Skip to main content

NVIDIA GPU + Docker on Arch

1. Verify NVIDIA driver (host level)

Run:

nvidia-smi

Expected: GPU info (RTX 3060, driver version, CUDA version)

Why this matters

Docker does not provide GPU drivers—it only passes them through. If this fails, nothing else will work.

2. Fix package mirror issues (Arch-specific)

You encountered:

404 error from stable-mirror.omarchy.org

Fix used:

sudo pacman -Syy

What this does

  • Forces a full refresh of package databases
  • Syncs your system with updated mirrors
  • Fixes "package not found / 404" issues caused by stale mirrors

Optional (better long-term fix)

sudo pacman -S reflector
sudo reflector --latest 10 --sort rate --save /etc/pacman.d/mirrorlist

3. Install NVIDIA Container Toolkit

sudo pacman -S nvidia-container-toolkit

What this installs

  • libnvidia-container → low-level GPU integration
  • nvidia-container-runtime → Docker runtime for GPUs
  • nvidia-ctk → configuration tool

Why this is required

Docker does not natively understand GPUs.
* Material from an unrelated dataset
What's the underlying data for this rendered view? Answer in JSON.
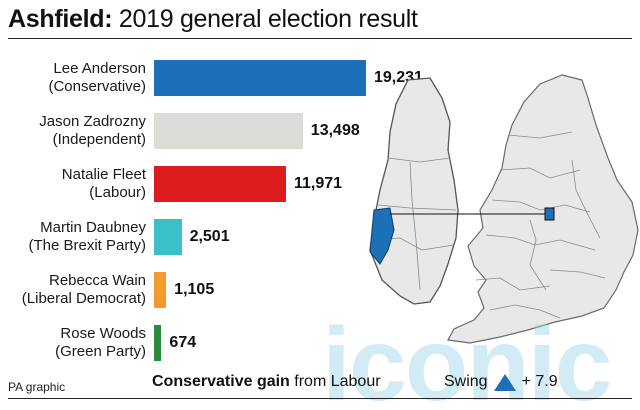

This toolkit bridges:

Docker → NVIDIA driver → GPU

4. Configure Docker to use NVIDIA runtime

sudo nvidia-ctk runtime configure --runtime=docker
sudo systemctl restart docker

What this does

  • Updates Docker config (/etc/docker/daemon.json)
  • Registers NVIDIA as a valid runtime
  • Enables --gpus all flag to work

5. (Modern Docker fix) CDI configuration

You initially hit:

failed to discover GPU vendor from CDI

This happens because newer Docker uses CDI (Container Device Interface).

Fix:

sudo nvidia-ctk cdi generate --output=/etc/cdi/nvidia.yaml
sudo systemctl restart docker

What this does

  • Creates a device mapping spec for GPUs
  • Lets Docker discover GPUs in a standardized way

6. Test GPU inside Docker

docker run --rm --gpus all nvidia/cuda:12.4.1-base-ubuntu22.04 nvidia-smi

Expected result

You should see the same GPU output as on host.

7. Run your original container

sudo docker run --privileged --net=host --ipc=host \
--ulimit memlock=-1:-1 --ulimit stack=-1:-1 \
--gpus all --rm -it \
nvcr.io/nvidia/pytorch:25.12-py3

8. Key concepts

GPU passthrough chain

PyTorch (container)

CUDA (container)

NVIDIA Container Toolkit

Host NVIDIA Driver

RTX 3060

Why CDI matters (new Docker behavior)

Old way: --runtime=nvidia

New way: --gpus all (uses CDI internally)

If CDI config is missing → you get the error you saw.

9. Minimal checklist (future quick setup)

# 1. Fix mirrors
sudo pacman -Syy

# 2. Install toolkit
sudo pacman -S nvidia-container-toolkit

# 3. Configure runtime
sudo nvidia-ctk runtime configure --runtime=docker

# 4. Enable CDI
sudo nvidia-ctk cdi generate --output=/etc/cdi/nvidia.yaml

# 5. Restart Docker
sudo systemctl restart docker

# 6. Test
docker run --rm --gpus all nvidia/cuda:12.4.1-base-ubuntu22.04 nvidia-smi

10. Common failure points

  • nvidia-smi fails → driver issue
  • Docker shows no runtimes → toolkit not configured
  • CDI error → missing /etc/cdi/nvidia.yaml
  • Permission issues → Docker not restarted